"My God!" Ethan broke out; "and to think I called you an optimist! Why, you're just such another as Job, crying out: 'Let the day perish wherein I was born.' 'Oh, that I had given up the ghost, and no eye seen me'; or the Genevan confessing: 'Ma naissance fut le premier de mes malheurs.'" He would have been ready to swear that he was writhing, not under the sense of an impassible barrier raised between him and some concrete coveted good, but at being confronted, where he least expected it, with a new aspect of the ugliness and pain and helplessness of the human lot. "It doesn't seem to matter which way one turns," he burst out; "the sound loudest in one's ears is the lament of all the generations that have gone up and down hunting happiness, till, as you say, they fell on sleep. Whether I go to the classics or read the new philosophies, whether it's Socrates or Seneca preaching the dignity of death, or the volcanic Nietzsche trying gloomily to exalt self, and losing himself in madness—whether I wander the Old World, or fly for better things to the New, it's the same thing. You began by telling me life was beautiful and good; you have ended by showing me afresh that it simply doesn't bear being thought about. Why, Val!"
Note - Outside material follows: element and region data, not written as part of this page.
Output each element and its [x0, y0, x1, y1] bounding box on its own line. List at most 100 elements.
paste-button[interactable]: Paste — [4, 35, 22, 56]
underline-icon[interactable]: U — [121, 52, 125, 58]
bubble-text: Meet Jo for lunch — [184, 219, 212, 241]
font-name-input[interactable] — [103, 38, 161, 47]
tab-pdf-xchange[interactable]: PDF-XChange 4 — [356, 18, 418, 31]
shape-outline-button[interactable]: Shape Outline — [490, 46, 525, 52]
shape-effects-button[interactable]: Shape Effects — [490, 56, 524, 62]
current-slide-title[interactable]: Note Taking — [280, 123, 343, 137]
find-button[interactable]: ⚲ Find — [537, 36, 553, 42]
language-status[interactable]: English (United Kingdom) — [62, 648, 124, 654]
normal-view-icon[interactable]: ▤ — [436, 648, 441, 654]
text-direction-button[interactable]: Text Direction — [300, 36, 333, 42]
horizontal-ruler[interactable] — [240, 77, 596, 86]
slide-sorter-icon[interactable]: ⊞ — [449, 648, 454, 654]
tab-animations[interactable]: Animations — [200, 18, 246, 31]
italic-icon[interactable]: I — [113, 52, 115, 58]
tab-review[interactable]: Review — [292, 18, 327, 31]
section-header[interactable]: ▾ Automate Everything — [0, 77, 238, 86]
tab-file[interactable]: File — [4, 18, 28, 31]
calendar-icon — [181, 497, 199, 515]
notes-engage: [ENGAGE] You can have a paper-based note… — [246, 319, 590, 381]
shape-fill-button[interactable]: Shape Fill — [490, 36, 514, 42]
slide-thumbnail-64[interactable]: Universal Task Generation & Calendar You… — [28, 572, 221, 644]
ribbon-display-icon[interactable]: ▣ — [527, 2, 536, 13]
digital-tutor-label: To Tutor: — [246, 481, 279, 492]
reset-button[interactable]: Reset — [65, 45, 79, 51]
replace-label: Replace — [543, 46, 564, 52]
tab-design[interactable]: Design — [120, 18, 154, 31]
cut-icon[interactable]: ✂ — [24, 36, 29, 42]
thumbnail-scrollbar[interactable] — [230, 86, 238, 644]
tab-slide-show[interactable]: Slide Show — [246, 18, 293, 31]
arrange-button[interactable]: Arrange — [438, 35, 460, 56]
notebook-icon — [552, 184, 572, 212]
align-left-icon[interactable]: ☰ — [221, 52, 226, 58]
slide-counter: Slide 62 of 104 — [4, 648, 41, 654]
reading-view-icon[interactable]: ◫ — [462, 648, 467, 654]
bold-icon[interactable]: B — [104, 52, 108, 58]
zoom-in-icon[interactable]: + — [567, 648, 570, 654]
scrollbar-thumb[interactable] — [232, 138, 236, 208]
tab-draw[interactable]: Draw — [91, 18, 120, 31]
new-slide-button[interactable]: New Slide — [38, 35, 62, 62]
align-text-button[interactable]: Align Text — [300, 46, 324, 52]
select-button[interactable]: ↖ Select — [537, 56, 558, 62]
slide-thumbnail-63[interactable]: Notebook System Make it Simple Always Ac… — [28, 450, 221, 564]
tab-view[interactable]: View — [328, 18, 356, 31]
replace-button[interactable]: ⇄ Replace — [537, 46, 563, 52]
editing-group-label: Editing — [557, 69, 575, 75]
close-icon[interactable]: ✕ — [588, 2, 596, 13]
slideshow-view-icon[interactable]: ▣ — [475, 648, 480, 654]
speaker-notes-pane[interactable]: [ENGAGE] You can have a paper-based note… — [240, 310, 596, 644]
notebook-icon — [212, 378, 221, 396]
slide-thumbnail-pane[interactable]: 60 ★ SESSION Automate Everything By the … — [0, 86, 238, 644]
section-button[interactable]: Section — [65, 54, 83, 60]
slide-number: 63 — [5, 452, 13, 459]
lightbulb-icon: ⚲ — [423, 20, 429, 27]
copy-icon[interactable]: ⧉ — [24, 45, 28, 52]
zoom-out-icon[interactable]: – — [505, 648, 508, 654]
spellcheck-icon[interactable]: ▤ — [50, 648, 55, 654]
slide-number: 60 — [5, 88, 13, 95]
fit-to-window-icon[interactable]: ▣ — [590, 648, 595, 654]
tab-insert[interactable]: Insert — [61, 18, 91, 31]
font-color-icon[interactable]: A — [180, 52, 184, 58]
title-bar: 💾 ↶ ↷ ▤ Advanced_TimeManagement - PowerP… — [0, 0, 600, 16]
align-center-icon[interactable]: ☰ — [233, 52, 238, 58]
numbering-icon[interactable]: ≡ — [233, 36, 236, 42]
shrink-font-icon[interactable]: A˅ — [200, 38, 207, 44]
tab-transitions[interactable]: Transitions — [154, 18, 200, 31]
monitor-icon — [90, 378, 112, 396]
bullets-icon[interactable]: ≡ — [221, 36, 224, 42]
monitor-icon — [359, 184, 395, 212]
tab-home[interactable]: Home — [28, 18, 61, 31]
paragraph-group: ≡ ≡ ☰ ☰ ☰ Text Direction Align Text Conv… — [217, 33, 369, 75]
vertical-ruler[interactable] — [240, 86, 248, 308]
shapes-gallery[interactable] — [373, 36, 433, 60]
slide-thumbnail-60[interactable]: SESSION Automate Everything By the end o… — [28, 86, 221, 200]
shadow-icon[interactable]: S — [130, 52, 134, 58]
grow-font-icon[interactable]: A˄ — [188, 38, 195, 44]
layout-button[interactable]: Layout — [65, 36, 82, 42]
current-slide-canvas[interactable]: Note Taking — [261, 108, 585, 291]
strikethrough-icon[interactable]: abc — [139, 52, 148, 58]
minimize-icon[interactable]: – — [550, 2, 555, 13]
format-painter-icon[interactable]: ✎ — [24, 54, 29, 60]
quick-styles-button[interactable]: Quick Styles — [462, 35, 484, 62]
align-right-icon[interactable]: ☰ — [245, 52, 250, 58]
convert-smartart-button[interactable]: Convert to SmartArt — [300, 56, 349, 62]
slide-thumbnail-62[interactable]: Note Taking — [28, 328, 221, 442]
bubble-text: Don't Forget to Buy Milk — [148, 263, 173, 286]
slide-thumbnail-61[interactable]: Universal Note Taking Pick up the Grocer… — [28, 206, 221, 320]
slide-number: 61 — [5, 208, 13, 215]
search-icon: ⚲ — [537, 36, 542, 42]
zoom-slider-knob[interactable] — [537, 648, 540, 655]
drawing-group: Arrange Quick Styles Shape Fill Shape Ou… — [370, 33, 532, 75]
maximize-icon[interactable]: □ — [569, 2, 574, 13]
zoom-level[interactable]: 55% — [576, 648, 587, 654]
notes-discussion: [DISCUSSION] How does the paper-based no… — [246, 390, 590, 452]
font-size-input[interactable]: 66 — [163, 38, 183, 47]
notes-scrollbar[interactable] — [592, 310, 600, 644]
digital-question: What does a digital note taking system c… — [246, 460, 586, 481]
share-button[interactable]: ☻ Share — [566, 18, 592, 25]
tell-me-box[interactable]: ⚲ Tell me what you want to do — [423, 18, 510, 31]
He had risen and caught sight of the white, tear-drowned face looking out behind the chair.

"Val!" echoed her father; "I thought you were in bed!"

"Oh, I wish I had been!" She came out of the corner with her plumage of brave looks crushed and broken, all her young brightness tarnished. "Father," she said, while the tears rained down, "I'm sorry you're so sad about the world, and about all us Ganos, but you needn't try to make cousin Ethan sad too, and me—and me—"

Ethan made a gesture forward, as if to take the girl in his protecting arms. John Gano's angry eyes flashed warning. He tried to hush his daughter's sobbing in his breast.

"You are my wise little girl, and you—"

"Wise! Yes; a great deal too wise to believe all this. I don't know why I'm crying so." She looked up, smiling miserably through her tears. "Why, it's just nothing but arguing. When cousin Ethan's with me he never has such awful, awful notions. He's a little sad sometimes, and has to be cheered up, and you oughtn't to argue with him like this—"

The heaving sobs clutched her voice, stifling the last words.

"Come, come, child; you're over-excited. There—there!"

"When I'm old"—she flung back her head with a poor little travesty of her common gesture—"I'll tell my children—all of them—that it's been a good world to be in, and that they're not to be afraid, and—and not to be any sadder than they can help."